Troppi interventi hanno semplicemente “dimenticato” lo sciopero generale, la giornata del 18 ottobre, l'accampamento di tende e il meeting a San Giovanni e tante altre cose. Si sono accontentati del 19 tanto quanto i media mainstream lo avevano preventivamente demonizzato. Come se davvero ci sarebbe potuto essere quel 19 senza tutto ciò che l'ha preceduto, preparato, sorretto, implementato.
Troppi interventi si son limitati a “parlare di sé”, della propria attività settoriale o locale. Come era avvenuto il 28 settembre, nell'assemblea di preparazione delle giornate di ottobre. Lì aveva un senso questo “presentarsi” al mondo del movimento come componente particolare, con una storia e un'esperienza da condividere. Ma dopo quelle giornate la ripetizione restituiva piuttosto la difficoltà di trarre un senso – necessariamente più alto – da quel successo.
Un'assemblea dunque con poca memoria dei fatti recenti, grandissimi vuoti tematici (il dominio della troika europea sulle scelte e i destini di molti, il lavoro, la disoccupazione, persino i migranti che pure sono una componente importante delle occupazioni abitative) e un documento finale che richiama ideologie attempate. Un passo indietro rispetto a quello che in piazza si era costruito tutti assieme. Due passi indietro rispetto alle possibilità che quelle giornate hanno costruito.
Parliamo di ideologie attempate perché le “parole chiave”, di quello che pretende d'essere una “sintesi” delle discussioni incorso, sono rimasticature fuori tempo, frammenti di un discorso che negli anni '70 aveva avuto un ruolo importante nella costruzione del “senso comune”, della “cultura diffusa” di altri movimenti, in altri contesti, con caratteristiche politiche quasi incomparabili con l'oggi.
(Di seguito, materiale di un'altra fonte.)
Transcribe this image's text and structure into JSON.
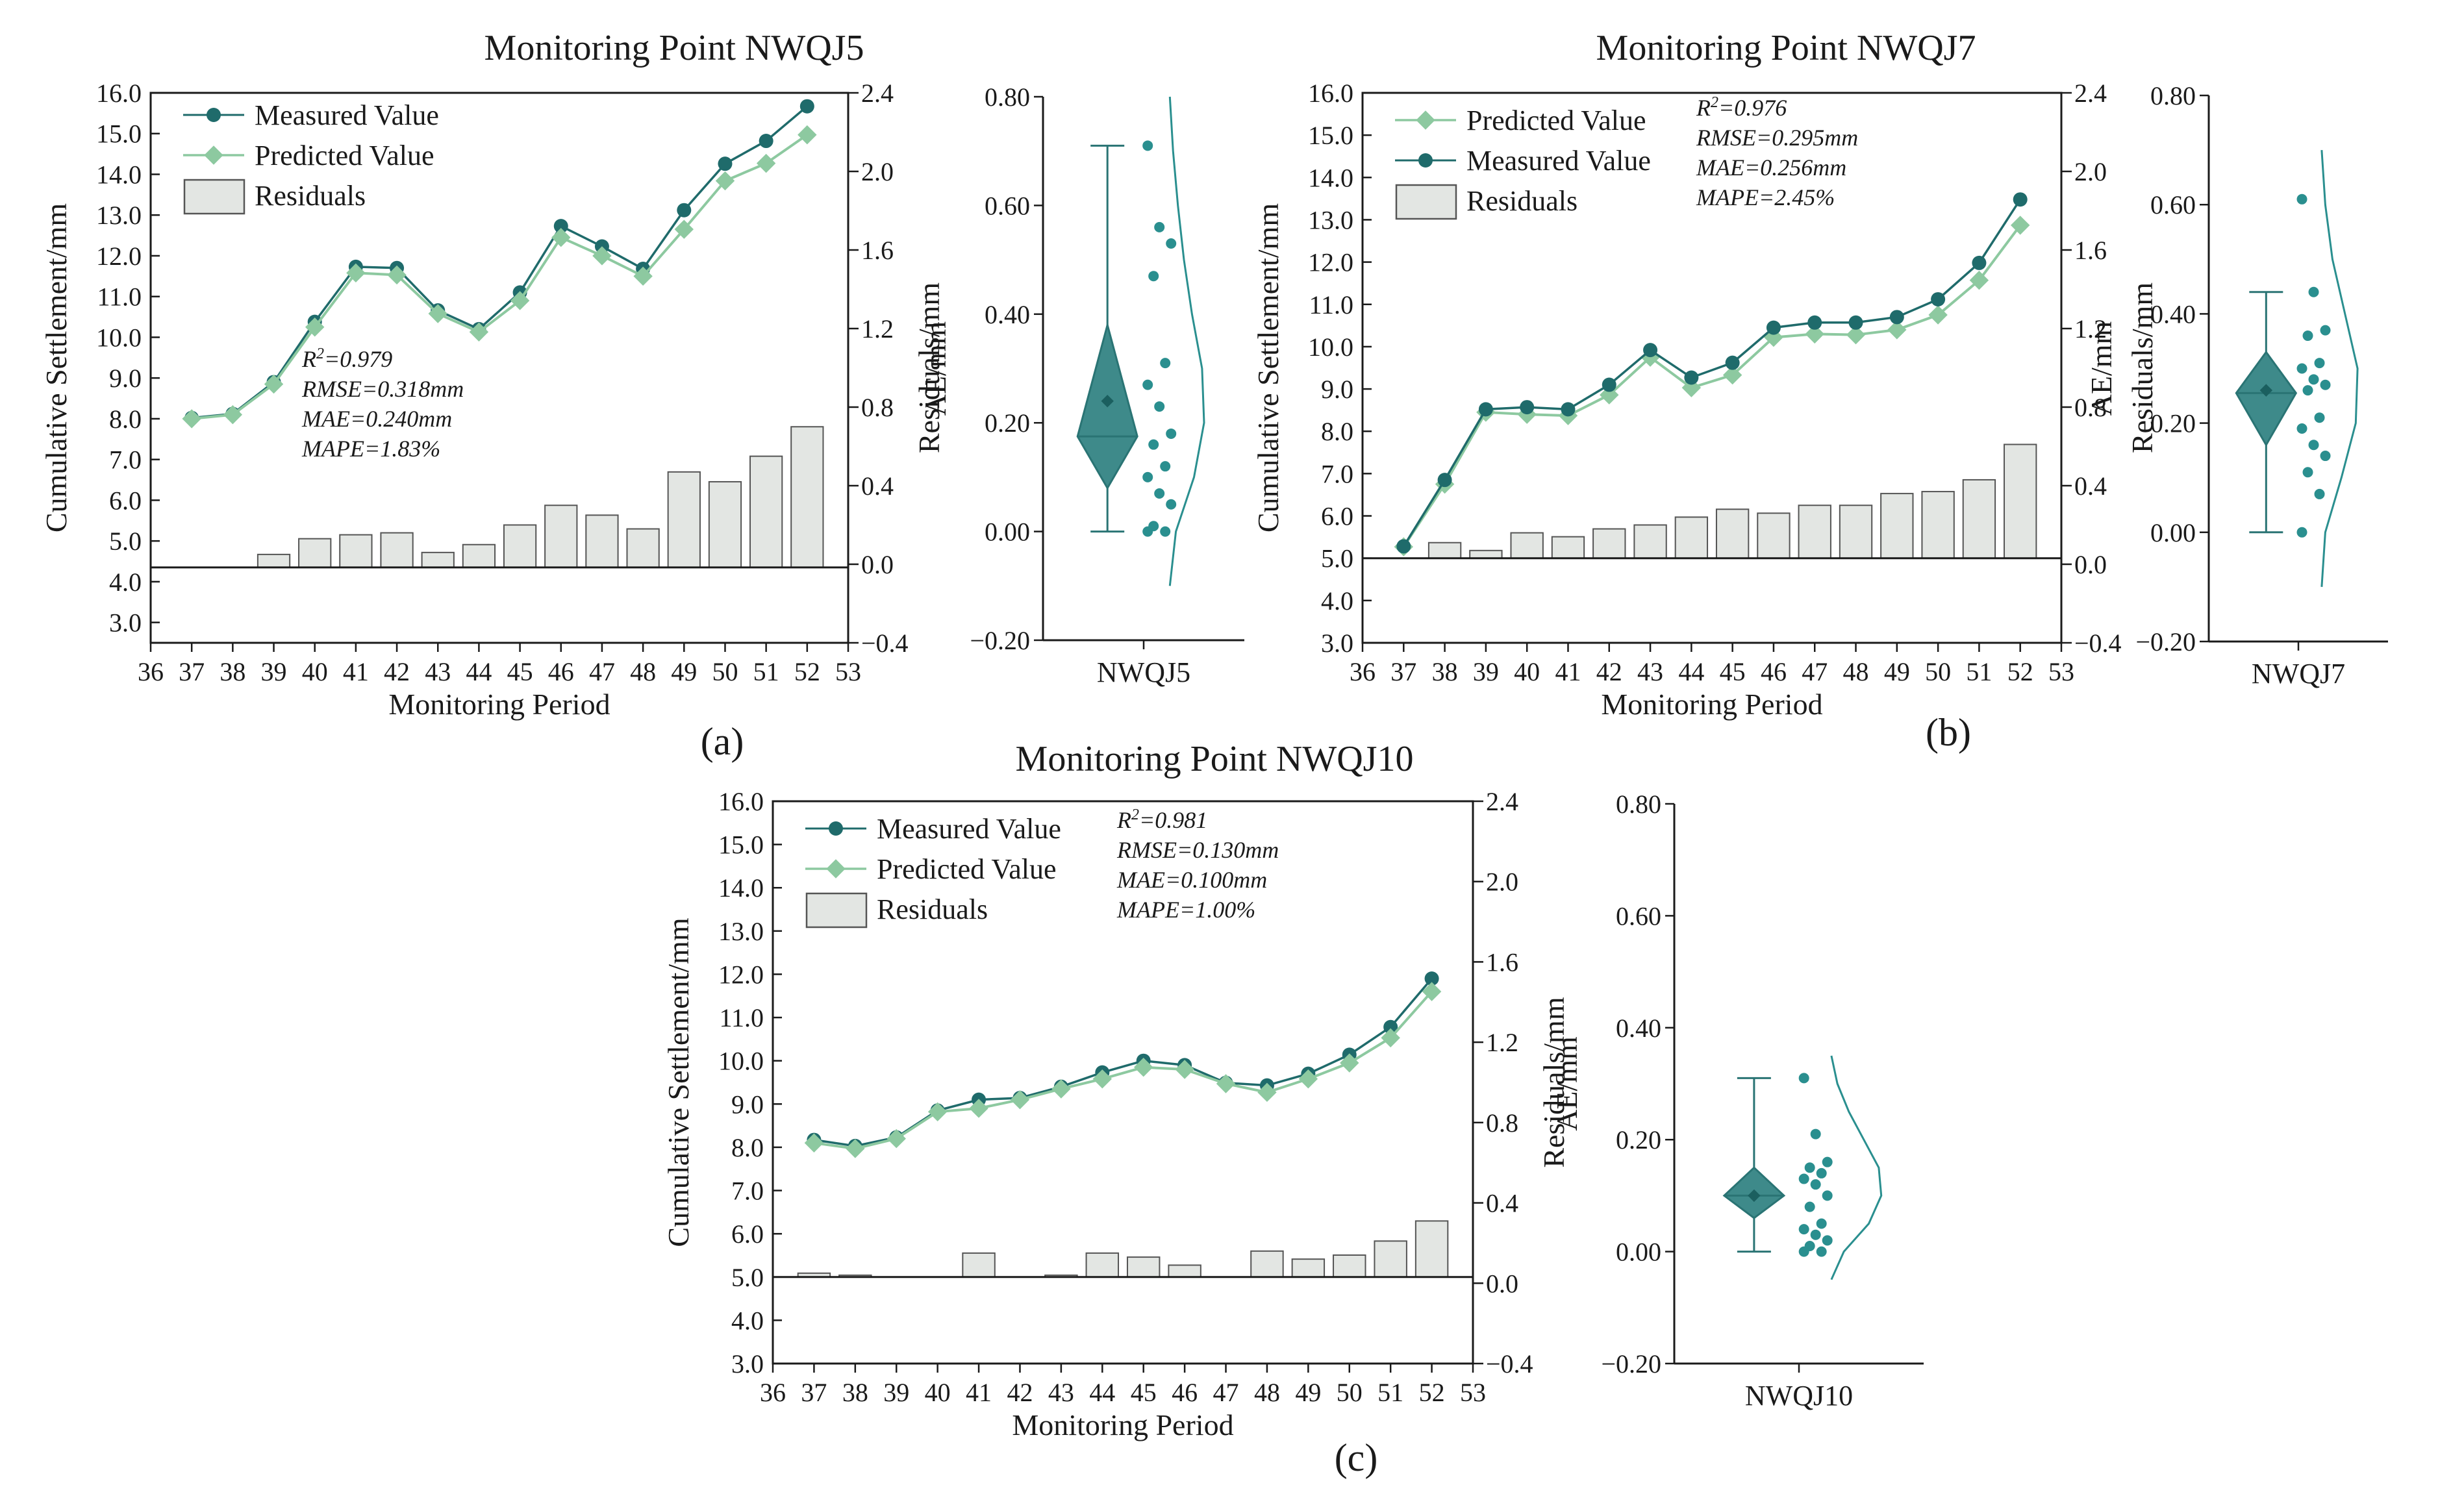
{
  "figure_labels": [
    "(a)",
    "(b)",
    "(c)"
  ],
  "colors": {
    "measured": "#1f6b6b",
    "predicted": "#8dc9a0",
    "residual_fill": "#e3e6e3",
    "residual_edge": "#555555",
    "box_fill": "#3e8a8a",
    "box_edge": "#2a7474",
    "dots": "#2a8f8f",
    "axis": "#1a1a1a"
  },
  "chart_data": [
    {
      "type": "line",
      "panel": "a",
      "title": "Monitoring Point NWQJ5",
      "xlabel": "Monitoring Period",
      "ylabel": "Cumulative Settlement/mm",
      "y2label": "Residuals/mm",
      "xlim": [
        36,
        53
      ],
      "ylim": [
        2.5,
        16.0
      ],
      "y2lim": [
        -0.4,
        2.4
      ],
      "baseline": 4.35,
      "x_ticks": [
        36,
        37,
        38,
        39,
        40,
        41,
        42,
        43,
        44,
        45,
        46,
        47,
        48,
        49,
        50,
        51,
        52,
        53
      ],
      "y_ticks": [
        "3.0",
        "4.0",
        "5.0",
        "6.0",
        "7.0",
        "8.0",
        "9.0",
        "10.0",
        "11.0",
        "12.0",
        "13.0",
        "14.0",
        "15.0",
        "16.0"
      ],
      "y2_ticks": [
        "−0.4",
        "0.0",
        "0.4",
        "0.8",
        "1.2",
        "1.6",
        "2.0",
        "2.4"
      ],
      "legend": [
        "Measured Value",
        "Predicted Value",
        "Residuals"
      ],
      "legend_position": "top-left",
      "x": [
        37,
        38,
        39,
        40,
        41,
        42,
        43,
        44,
        45,
        46,
        47,
        48,
        49,
        50,
        51,
        52
      ],
      "series": [
        {
          "name": "Measured Value",
          "values": [
            8.02,
            8.12,
            8.9,
            10.38,
            11.73,
            11.7,
            10.66,
            10.2,
            11.1,
            12.73,
            12.23,
            11.68,
            13.12,
            14.26,
            14.82,
            15.67
          ]
        },
        {
          "name": "Predicted Value",
          "values": [
            8.0,
            8.1,
            8.85,
            10.25,
            11.58,
            11.53,
            10.58,
            10.13,
            10.9,
            12.45,
            12.0,
            11.5,
            12.65,
            13.84,
            14.27,
            14.97
          ]
        }
      ],
      "residuals": [
        0.0,
        0.0,
        0.05,
        0.13,
        0.15,
        0.16,
        0.06,
        0.1,
        0.2,
        0.3,
        0.25,
        0.18,
        0.47,
        0.42,
        0.55,
        0.7
      ],
      "stats": {
        "r2": "R2=0.979",
        "rmse": "RMSE=0.318mm",
        "mae": "MAE=0.240mm",
        "mape": "MAPE=1.83%"
      }
    },
    {
      "type": "line",
      "panel": "b",
      "title": "Monitoring Point NWQJ7",
      "xlabel": "Monitoring Period",
      "ylabel": "Cumulative Settlement/mm",
      "y2label": "Residuals/mm",
      "xlim": [
        36,
        53
      ],
      "ylim": [
        3.0,
        16.0
      ],
      "y2lim": [
        -0.4,
        2.4
      ],
      "baseline": 5.0,
      "x_ticks": [
        36,
        37,
        38,
        39,
        40,
        41,
        42,
        43,
        44,
        45,
        46,
        47,
        48,
        49,
        50,
        51,
        52,
        53
      ],
      "y_ticks": [
        "3.0",
        "4.0",
        "5.0",
        "6.0",
        "7.0",
        "8.0",
        "9.0",
        "10.0",
        "11.0",
        "12.0",
        "13.0",
        "14.0",
        "15.0",
        "16.0"
      ],
      "y2_ticks": [
        "−0.4",
        "0.0",
        "0.4",
        "0.8",
        "1.2",
        "1.6",
        "2.0",
        "2.4"
      ],
      "legend": [
        "Predicted Value",
        "Measured Value",
        "Residuals"
      ],
      "legend_position": "top-left",
      "x": [
        37,
        38,
        39,
        40,
        41,
        42,
        43,
        44,
        45,
        46,
        47,
        48,
        49,
        50,
        51,
        52
      ],
      "series": [
        {
          "name": "Measured Value",
          "values": [
            5.28,
            6.85,
            8.52,
            8.57,
            8.52,
            9.1,
            9.92,
            9.27,
            9.62,
            10.45,
            10.57,
            10.57,
            10.7,
            11.12,
            11.98,
            13.48
          ]
        },
        {
          "name": "Predicted Value",
          "values": [
            5.27,
            6.75,
            8.45,
            8.4,
            8.37,
            8.86,
            9.75,
            9.03,
            9.33,
            10.22,
            10.3,
            10.28,
            10.4,
            10.75,
            11.57,
            12.87
          ]
        }
      ],
      "residuals": [
        0.0,
        0.11,
        0.07,
        0.16,
        0.14,
        0.18,
        0.2,
        0.24,
        0.28,
        0.26,
        0.3,
        0.3,
        0.36,
        0.37,
        0.43,
        0.61
      ],
      "stats": {
        "r2": "R2=0.976",
        "rmse": "RMSE=0.295mm",
        "mae": "MAE=0.256mm",
        "mape": "MAPE=2.45%"
      }
    },
    {
      "type": "line",
      "panel": "c",
      "title": "Monitoring Point NWQJ10",
      "xlabel": "Monitoring Period",
      "ylabel": "Cumulative Settlement/mm",
      "y2label": "Residuals/mm",
      "xlim": [
        36,
        53
      ],
      "ylim": [
        3.0,
        16.0
      ],
      "y2lim": [
        -0.4,
        2.4
      ],
      "baseline": 5.0,
      "x_ticks": [
        36,
        37,
        38,
        39,
        40,
        41,
        42,
        43,
        44,
        45,
        46,
        47,
        48,
        49,
        50,
        51,
        52,
        53
      ],
      "y_ticks": [
        "3.0",
        "4.0",
        "5.0",
        "6.0",
        "7.0",
        "8.0",
        "9.0",
        "10.0",
        "11.0",
        "12.0",
        "13.0",
        "14.0",
        "15.0",
        "16.0"
      ],
      "y2_ticks": [
        "−0.4",
        "0.0",
        "0.4",
        "0.8",
        "1.2",
        "1.6",
        "2.0",
        "2.4"
      ],
      "legend": [
        "Measured Value",
        "Predicted Value",
        "Residuals"
      ],
      "legend_position": "top-left",
      "x": [
        37,
        38,
        39,
        40,
        41,
        42,
        43,
        44,
        45,
        46,
        47,
        48,
        49,
        50,
        51,
        52
      ],
      "series": [
        {
          "name": "Measured Value",
          "values": [
            8.17,
            8.03,
            8.23,
            8.85,
            9.1,
            9.14,
            9.4,
            9.73,
            10.0,
            9.9,
            9.49,
            9.43,
            9.7,
            10.14,
            10.78,
            11.9
          ]
        },
        {
          "name": "Predicted Value",
          "values": [
            8.1,
            7.97,
            8.2,
            8.82,
            8.9,
            9.1,
            9.35,
            9.58,
            9.85,
            9.8,
            9.47,
            9.27,
            9.58,
            9.95,
            10.53,
            11.6
          ]
        }
      ],
      "residuals": [
        0.05,
        0.04,
        0.02,
        0.01,
        0.15,
        0.0,
        0.04,
        0.15,
        0.13,
        0.09,
        0.0,
        0.16,
        0.12,
        0.14,
        0.21,
        0.31
      ],
      "stats": {
        "r2": "R2=0.981",
        "rmse": "RMSE=0.130mm",
        "mae": "MAE=0.100mm",
        "mape": "MAPE=1.00%"
      }
    },
    {
      "type": "box",
      "panel": "a-box",
      "category": "NWQJ5",
      "ylabel": "AE/mm",
      "ylim": [
        -0.2,
        0.8
      ],
      "y_ticks": [
        "−0.20",
        "0.00",
        "0.20",
        "0.40",
        "0.60",
        "0.80"
      ],
      "box": {
        "min": 0.0,
        "q1": 0.08,
        "median": 0.175,
        "q3": 0.38,
        "max": 0.71,
        "mean": 0.24
      },
      "points": [
        0.71,
        0.56,
        0.53,
        0.47,
        0.31,
        0.27,
        0.23,
        0.18,
        0.16,
        0.12,
        0.1,
        0.07,
        0.05,
        0.01,
        0.0,
        0.0
      ],
      "density": [
        [
          -0.1,
          0.0
        ],
        [
          0.0,
          0.15
        ],
        [
          0.1,
          0.6
        ],
        [
          0.2,
          0.85
        ],
        [
          0.3,
          0.8
        ],
        [
          0.4,
          0.55
        ],
        [
          0.5,
          0.35
        ],
        [
          0.6,
          0.2
        ],
        [
          0.7,
          0.08
        ],
        [
          0.8,
          0.0
        ]
      ]
    },
    {
      "type": "box",
      "panel": "b-box",
      "category": "NWQJ7",
      "ylabel": "AE/mm",
      "ylim": [
        -0.2,
        0.8
      ],
      "y_ticks": [
        "−0.20",
        "0.00",
        "0.20",
        "0.40",
        "0.60",
        "0.80"
      ],
      "box": {
        "min": 0.0,
        "q1": 0.16,
        "median": 0.255,
        "q3": 0.33,
        "max": 0.44,
        "mean": 0.26
      },
      "points": [
        0.61,
        0.44,
        0.37,
        0.36,
        0.31,
        0.3,
        0.28,
        0.27,
        0.26,
        0.21,
        0.19,
        0.16,
        0.14,
        0.11,
        0.07,
        0.0
      ],
      "density": [
        [
          -0.1,
          0.0
        ],
        [
          0.0,
          0.1
        ],
        [
          0.1,
          0.55
        ],
        [
          0.2,
          0.95
        ],
        [
          0.3,
          1.0
        ],
        [
          0.4,
          0.65
        ],
        [
          0.5,
          0.3
        ],
        [
          0.6,
          0.1
        ],
        [
          0.7,
          0.0
        ]
      ]
    },
    {
      "type": "box",
      "panel": "c-box",
      "category": "NWQJ10",
      "ylabel": "AE/mm",
      "ylim": [
        -0.2,
        0.8
      ],
      "y_ticks": [
        "−0.20",
        "0.00",
        "0.20",
        "0.40",
        "0.60",
        "0.80"
      ],
      "box": {
        "min": 0.0,
        "q1": 0.06,
        "median": 0.1,
        "q3": 0.15,
        "max": 0.31,
        "mean": 0.1
      },
      "points": [
        0.31,
        0.21,
        0.16,
        0.15,
        0.14,
        0.13,
        0.12,
        0.1,
        0.08,
        0.05,
        0.04,
        0.03,
        0.02,
        0.01,
        0.0,
        0.0
      ],
      "density": [
        [
          -0.05,
          0.0
        ],
        [
          0.0,
          0.25
        ],
        [
          0.05,
          0.75
        ],
        [
          0.1,
          1.0
        ],
        [
          0.15,
          0.95
        ],
        [
          0.2,
          0.65
        ],
        [
          0.25,
          0.35
        ],
        [
          0.3,
          0.12
        ],
        [
          0.35,
          0.0
        ]
      ]
    }
  ]
}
“Riappropriazione”, per esempio, è un termine forte, che evoca determinazione estrema. Ma l'”oggetto” della riappropriazione non può essere qualsiasi cosa. Si può infatti appiccicare questa parola alle pratiche conflittuali di questi mesi, ovvero soprattutto alla casa. Il che è ovviamente giusto e sacrosanto, da moltiplicare per mille; anche per l'”effetto coesione” che scatenano tra i protagonisti diretti e altre mobilitazioni. Ma bisogna anche conoscere i limiti di questo genere di riappropriazione. Limiti sociali (il problema dell'abitare riguarda crica il 20% della popolazione nazionale, e in proporzioni molto più ampie la popolazione immigrata), limiti di consolidamento politico (oltre 45 anni di occupazioni ci hanno insegnato che, una volta “soddisfatto il bisogno”, le situazioni perdono più o meno rapidamente molto del loro “potenziale antagonista”), limiti nella gestione pratica del conflitto (e le voci di una “controffensiva poliziesca” contro le occupazioni dovrebbero chiarire almeno parte di questa complessità).
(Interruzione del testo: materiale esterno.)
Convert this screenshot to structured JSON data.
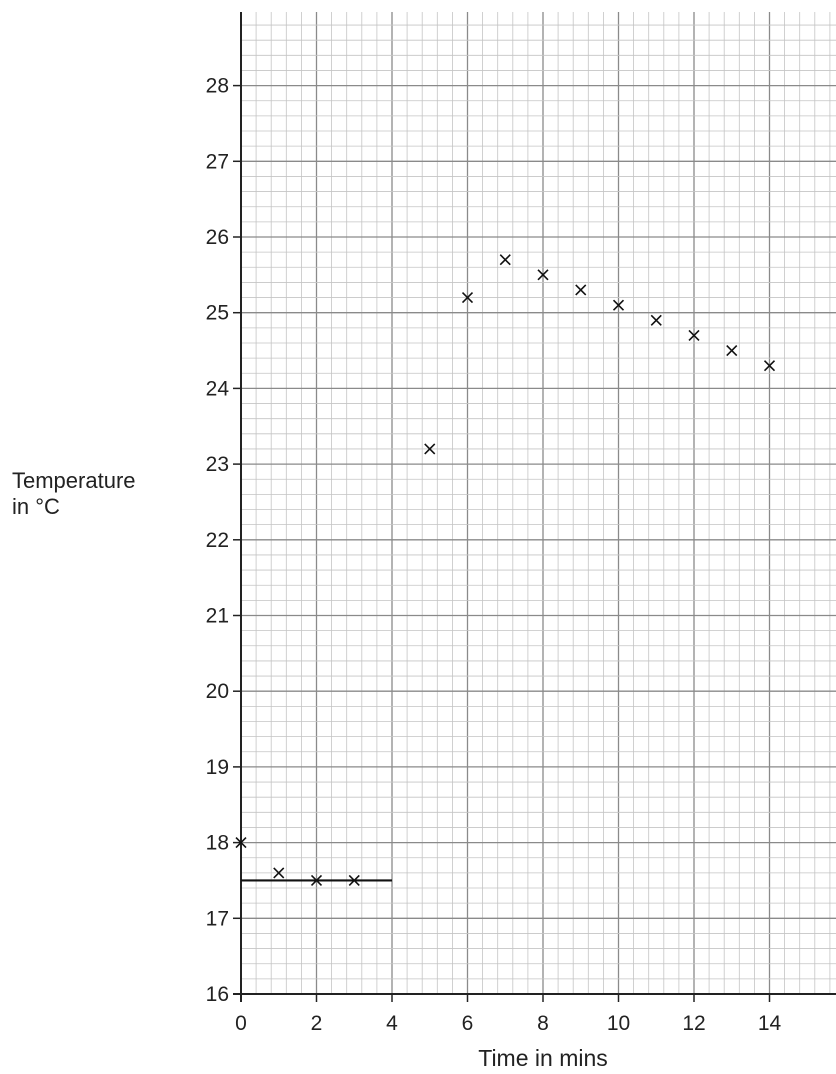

Limiti che dovrebbero interrogare politicamente i soggetti attivi, perché li mettono di fronte a un nemico dotato di strategia, tattica e strumenti adeguati; perché costringono a ragionare sui tempi medi, percorsi non lineari, diversificazione degli obiettivi, legami con altre figure e settori sociali.
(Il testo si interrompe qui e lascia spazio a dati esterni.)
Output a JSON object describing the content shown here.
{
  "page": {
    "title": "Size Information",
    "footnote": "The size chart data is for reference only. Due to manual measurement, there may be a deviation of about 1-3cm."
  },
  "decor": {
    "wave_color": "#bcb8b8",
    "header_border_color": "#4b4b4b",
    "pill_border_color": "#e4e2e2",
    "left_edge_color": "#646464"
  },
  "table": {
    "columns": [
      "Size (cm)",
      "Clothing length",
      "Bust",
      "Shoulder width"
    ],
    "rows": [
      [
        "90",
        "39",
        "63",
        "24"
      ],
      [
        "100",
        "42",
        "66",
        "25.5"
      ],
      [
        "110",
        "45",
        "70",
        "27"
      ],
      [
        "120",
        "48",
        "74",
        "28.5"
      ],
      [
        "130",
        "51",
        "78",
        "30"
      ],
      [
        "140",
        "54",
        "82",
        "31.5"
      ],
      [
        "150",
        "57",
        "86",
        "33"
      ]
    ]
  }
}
E invece si parla di “costruire dentro pratiche di confronto e condivisione plurali ed orizzontali, senza parlamentini di movimento e burocratici comitati promotori, il rifiuto netto delle logiche della rappresentanza istituzionale e della delega nonché la fine della mediazione”. C’è una discussione vera e di merito che a questo punto è ancora tutta da fare e che l’assemblea di sabato e domenica ancora non è riuscita a fare. Il problema è che non c’è troppo tempo per prendere di petto i nodi decisivi che questa fase e questa soggettività del conflitto sociale ha davanti.